Anand draws with Aronian in Candidates chess tournament

Anand draws with Aronian in Candidates chess tournament

Five-time world champion Viswanathan Anand today gave jitters to his fans before signing an early draw with top seed Levon Aronian of Armenia in the eighth round of Candidates chess tournament here.

The draw against Aronian was important for Anand as the Indian ace not only maintained his joint lead with the Armenian but now also has four white games to come in the last six rounds that gives him an edge over others.

Vladimir Kramnik of Russia could not get past the solid defences of a resurgent compatriot Dmitry Andreikin and had to settle for a draw and the game between Veselin Topalov of Bulgaria and Shakhriyar Mamedyarov of Azerbaijan was also drawn after showing promise of an intense battle.

In the other game of the day, Peter Svidler was fighting hard to salvage a half point against Russian team-mate Sergey Karjakin.

With six rounds still to go, Anand and Aronian have five points apiece and they are followed by Kramnik on 4.5 points. Svidler on 3.5 has an extra ongoing game in hand compared to Topalov, Andreikin and Mamedyarov, who all inched themselves up to the same score.

Karjakin on 2.5 is on the last spot. The stakes are high in the candidates as the winner takes home 135000 Euros as prize money apart from the right to challenge Magnus Carlsen in the world championship match later this year.

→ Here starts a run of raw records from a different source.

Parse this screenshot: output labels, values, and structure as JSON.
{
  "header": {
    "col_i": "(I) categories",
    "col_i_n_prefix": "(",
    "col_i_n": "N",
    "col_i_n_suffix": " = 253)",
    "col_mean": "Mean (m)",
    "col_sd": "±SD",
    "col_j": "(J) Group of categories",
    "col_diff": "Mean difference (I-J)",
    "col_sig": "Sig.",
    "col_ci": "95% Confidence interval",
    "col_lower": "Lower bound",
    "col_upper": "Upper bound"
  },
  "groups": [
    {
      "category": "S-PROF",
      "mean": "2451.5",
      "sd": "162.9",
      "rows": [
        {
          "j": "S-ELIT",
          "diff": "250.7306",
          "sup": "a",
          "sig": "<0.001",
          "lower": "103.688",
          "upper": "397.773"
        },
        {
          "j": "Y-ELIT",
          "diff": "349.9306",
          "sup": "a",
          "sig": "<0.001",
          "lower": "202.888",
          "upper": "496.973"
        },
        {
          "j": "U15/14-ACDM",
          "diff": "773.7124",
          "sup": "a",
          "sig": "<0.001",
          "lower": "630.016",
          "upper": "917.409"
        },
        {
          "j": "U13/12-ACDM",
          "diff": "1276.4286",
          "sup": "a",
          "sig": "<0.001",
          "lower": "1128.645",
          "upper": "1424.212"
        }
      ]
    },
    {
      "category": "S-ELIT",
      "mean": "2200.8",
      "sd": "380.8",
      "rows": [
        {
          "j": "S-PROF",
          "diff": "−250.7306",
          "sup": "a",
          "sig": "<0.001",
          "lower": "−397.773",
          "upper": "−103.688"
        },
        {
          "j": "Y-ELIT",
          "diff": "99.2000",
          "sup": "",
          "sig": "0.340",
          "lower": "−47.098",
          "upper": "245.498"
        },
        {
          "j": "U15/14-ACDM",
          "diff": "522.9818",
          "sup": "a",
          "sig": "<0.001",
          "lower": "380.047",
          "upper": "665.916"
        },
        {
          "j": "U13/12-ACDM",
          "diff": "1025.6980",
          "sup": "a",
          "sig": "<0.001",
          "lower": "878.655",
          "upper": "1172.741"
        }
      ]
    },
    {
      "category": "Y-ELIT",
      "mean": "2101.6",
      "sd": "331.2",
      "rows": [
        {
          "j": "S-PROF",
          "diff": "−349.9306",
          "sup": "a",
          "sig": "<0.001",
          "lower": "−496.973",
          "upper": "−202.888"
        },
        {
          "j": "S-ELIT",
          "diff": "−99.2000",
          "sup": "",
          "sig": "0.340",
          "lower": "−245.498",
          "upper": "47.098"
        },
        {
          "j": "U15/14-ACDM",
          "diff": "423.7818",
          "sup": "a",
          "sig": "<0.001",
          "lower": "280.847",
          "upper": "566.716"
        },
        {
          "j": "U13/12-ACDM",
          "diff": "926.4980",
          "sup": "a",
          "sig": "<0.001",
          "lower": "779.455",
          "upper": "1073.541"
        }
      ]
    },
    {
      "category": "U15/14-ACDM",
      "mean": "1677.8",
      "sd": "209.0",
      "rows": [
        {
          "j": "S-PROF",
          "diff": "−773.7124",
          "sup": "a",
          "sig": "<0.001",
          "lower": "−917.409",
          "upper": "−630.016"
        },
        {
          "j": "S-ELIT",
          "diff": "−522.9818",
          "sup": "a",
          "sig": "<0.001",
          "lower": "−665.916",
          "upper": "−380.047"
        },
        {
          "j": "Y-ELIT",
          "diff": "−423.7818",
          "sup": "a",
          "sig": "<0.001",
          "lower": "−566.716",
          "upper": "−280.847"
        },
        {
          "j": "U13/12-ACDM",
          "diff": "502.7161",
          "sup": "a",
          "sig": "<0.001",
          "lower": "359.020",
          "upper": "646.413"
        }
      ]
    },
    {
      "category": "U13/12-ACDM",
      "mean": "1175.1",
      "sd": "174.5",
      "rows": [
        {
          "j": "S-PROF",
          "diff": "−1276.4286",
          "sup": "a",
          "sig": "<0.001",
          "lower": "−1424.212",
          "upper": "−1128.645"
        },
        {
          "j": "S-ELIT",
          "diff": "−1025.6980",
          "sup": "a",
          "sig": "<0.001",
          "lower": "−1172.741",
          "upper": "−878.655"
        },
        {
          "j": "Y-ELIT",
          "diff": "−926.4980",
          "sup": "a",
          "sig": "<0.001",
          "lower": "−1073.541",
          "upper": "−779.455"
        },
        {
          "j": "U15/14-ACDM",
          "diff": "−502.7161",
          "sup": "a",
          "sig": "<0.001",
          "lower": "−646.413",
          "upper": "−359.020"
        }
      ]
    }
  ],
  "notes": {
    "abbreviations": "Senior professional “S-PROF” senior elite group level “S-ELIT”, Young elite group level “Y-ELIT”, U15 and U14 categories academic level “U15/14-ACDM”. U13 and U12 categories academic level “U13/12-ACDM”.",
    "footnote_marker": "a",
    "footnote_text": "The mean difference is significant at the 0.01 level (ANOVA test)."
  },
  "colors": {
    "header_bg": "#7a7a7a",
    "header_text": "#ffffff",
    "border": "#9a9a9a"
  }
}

It was a very unusual start to the game between Anand and Aronian. Playing white, Aronian came up with a less played manoeuvre on the third move by moving his queen while Anand threw caution to the winds with his next move that could not be found in any existing chess database.

If this was not enough, Anand sacrificed a pawn on his fourth move for sheer compensation and many in fact believed that the Indian had blundered. However, as Anand pointed out in the post-game conference, he had seen the pawn sacrifice and thought it gave sufficient compensation.

Aronian, though a pawn up, did not like his position. "I think I was worse," he conceded later.

As it happened after some routine manoeuvres, the players decided to repeat and the game was drawn in just 19 moves.